There is a holier-than-thou self-righteousness about the Darren Lehmann case. If we are honest with ourselves, we have all been guilty of racial vilification in one way or another.

It was Lehmann's misfortune that someone heard him and the mills of moral outrage started to grind and ultimately a five-match ban was slapped on him. He must now go through life branded as a condemned racist.

Lehmann gave vent to his feelings in an honest way. He is a white man, a product of a system of values of a white community. What is bred in the bones must come out in the flesh.

I have no doubt that the Sri Lankans in their private feelings have much the same opinion of the white man as Lehmann has of the blacks. No community or society is free of bigotry and it is impossible to legislate against bigotry.

The ICC code of conduct against racial vilification is the equivalent of a commandment against sin. Racism is a fact of life, admittedly an ugly fact, but racism is about what is in one's' heart. Racism can even be affectionate.

George Headley, the great West Indian batsman was called "the black Bradman" and Allan Donald "white lightning." When I played cricket for a club in Hastings, I was a favourite with the supporters of my club and when I would go into bat, some of them would cheer: "Go on Darkie,' have a bash." They liked me, loved me but they never made me forget that the colour of my skin was brown.

With the World Cup round the corner, giving so much prominence to racial vilification will accentuate the negative. To the strident nationalism that will be unleashed, one more divisive factor will be introduced. I am sure Darren Lehmann was ashamed of his outburst, made in the heat of battle. That seems punishment enough.

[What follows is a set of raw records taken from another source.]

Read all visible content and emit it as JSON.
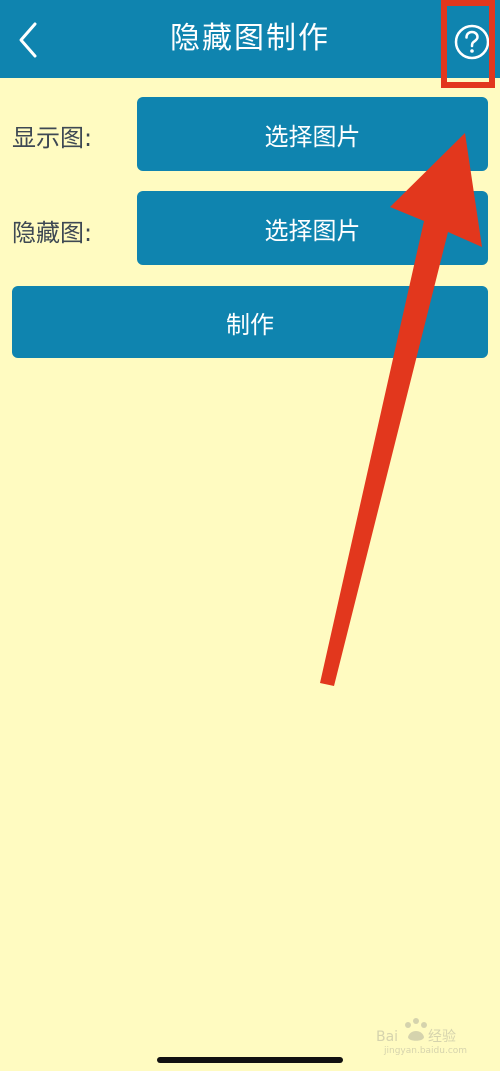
{
  "appbar": {
    "title": "隐藏图制作",
    "back_icon": "chevron-left-icon",
    "help_icon": "question-circle-icon"
  },
  "form": {
    "display_label": "显示图:",
    "display_button": "选择图片",
    "hidden_label": "隐藏图:",
    "hidden_button": "选择图片",
    "make_button": "制作"
  },
  "annotation": {
    "color": "#E2371D",
    "target": "help-button"
  },
  "colors": {
    "primary": "#0F84AF",
    "background": "#FFFBC1",
    "label_text": "#3E4853",
    "annotation": "#E2371D"
  }
}
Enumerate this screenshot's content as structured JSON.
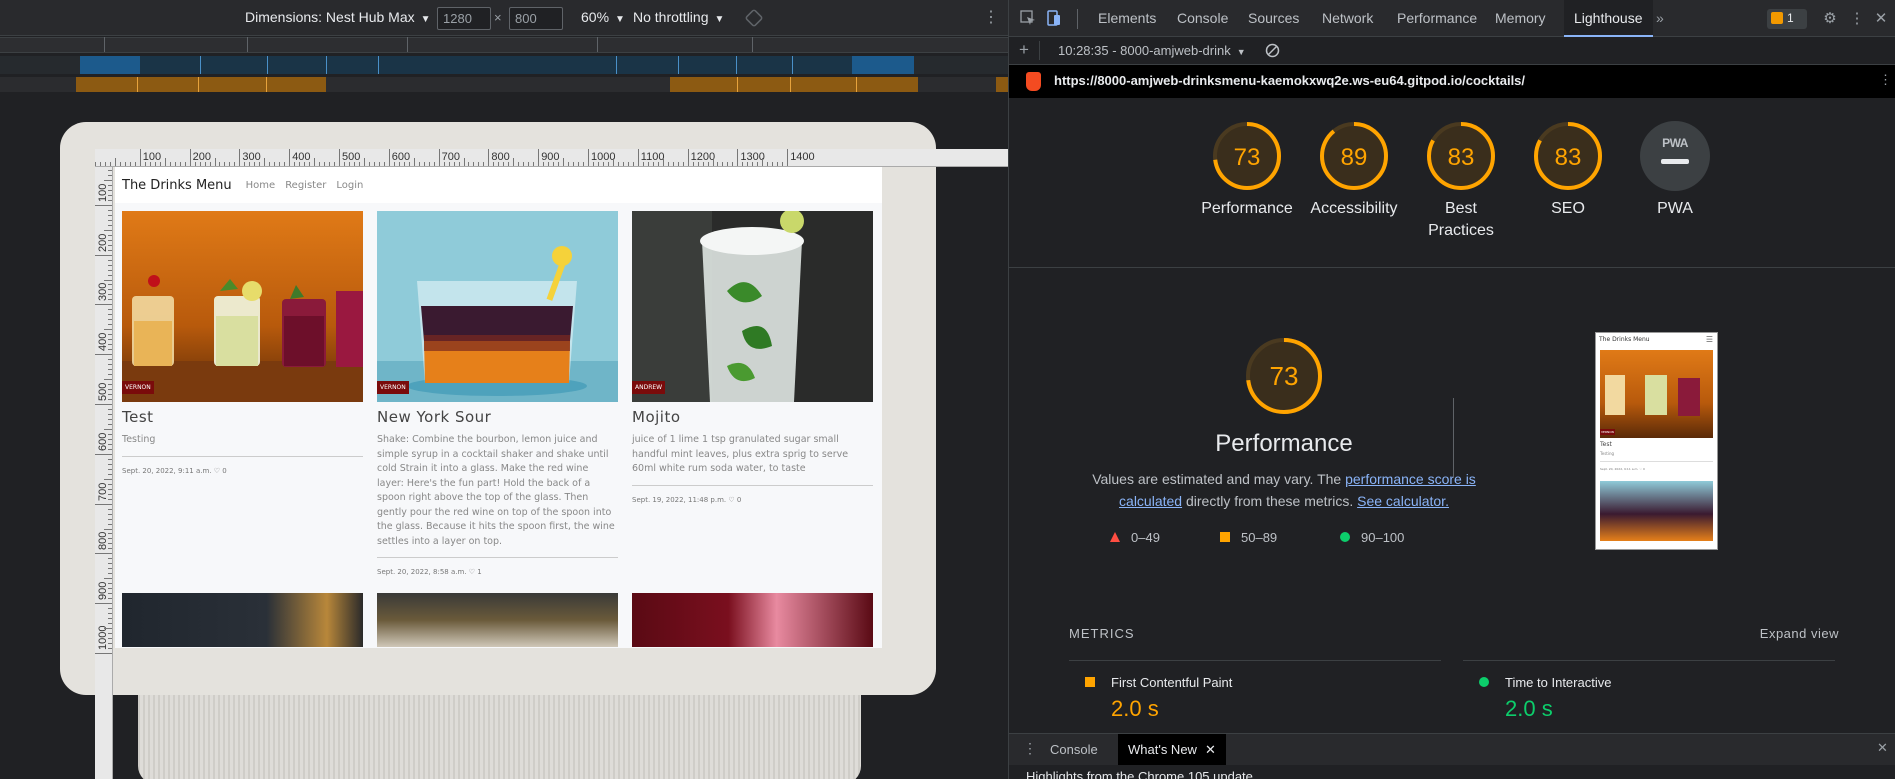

This seems to be a troubled World Cup. Hopefully, the matter of playing matches in Zimbabwe has been resolved but it has left a bitter taste. Whether the England team will shake hands with Robert Mugabe or not has acquired a symbolic importance. It is a way of making a political statement.

It may be entirely possible that Mugabe may not want to shake hands with England and Australian players. So what? Perhaps, all concerned should wear gloves while shaking hands. That way, no one will be infected.

Then there is the matter of the contracts row concerning Indian players and the pay-dispute of Sri Lankan team. Why has all this not been resolved earlier? It is mind-boggling. Instinctively one finds oneself on the side of the players. They are the ones who create the wealth.

Theoretically, cricket boards are not business concerns nor is the ICC. Their job is to promote the game of cricket and the bottom-line is not to show a profit. But cricket, like other games, has created a bureaucracy and to maintain this bureaucracy, costs a great deal of money. And we find ourselves in a vicious cycle.

The players need the cricket boards and the cricket boards need the players and with so much money in the game, thanks to sponsors, conflict of interest is bound to arise. Australian players are paid far more than Sri Lankan players, for example. But they do the same job. But this injustice is not confined to cricket or any other game. Like racism, it is a fact of life.

Pakistan had a horrendous tour of South Africa as did India of New Zealand and Sri Lanka has crashed out of the triangular in Australia. Each of these teams, it is hoped, has learnt some hard lessons. In conditions that are unfamiliar, there is a need for adjustment and the best way of doing so is to go back to the basics.

But Australia considered to be invincible, and an odds-on favourite for the World Cup, does not quite have the bench-strength that we imagined it had. Without Glenn McGrath and Shane Warne, the bowling may not be pedestrian but it lacks sharpness and the batting, without Matthew Hayden and Ricky Ponting is not as menacing.

Most of all, I think that Australia is missing Steve Waugh, his steely resolve and ice-man temperament. He would have been to this Australian team what Imran Khan had been to the Pakistani team in 1992 and what Arjuna Ranatunga was to Sri Lanka in 1996. Cricket is a team game but a team needs leadership, a safe port in a storm.

Besides, Australia is already feeling the pressure of being the favourites. Its performance in the tri-series has been scratchy. I think it's going to be a wide-open World Cup.

But my concern is Pakistan, the lack of consistency in a very talented team. Pakistan will need Wasim Akram to be on top of his game and Shoaib Akhtar to be at his explosive best, not in one or two games but throughout the tournament. And runs are due from Inzamam-ul-Haq. A batsman of his class should not be getting out to careless shots after he has done all the hard work.

There is no reason why Pakistan cannot win the World Cup. But this can be said of other teams as well. In the end, it will be about remaining focused. That's what should be drilled in the Pakistan team. Winning is hard work.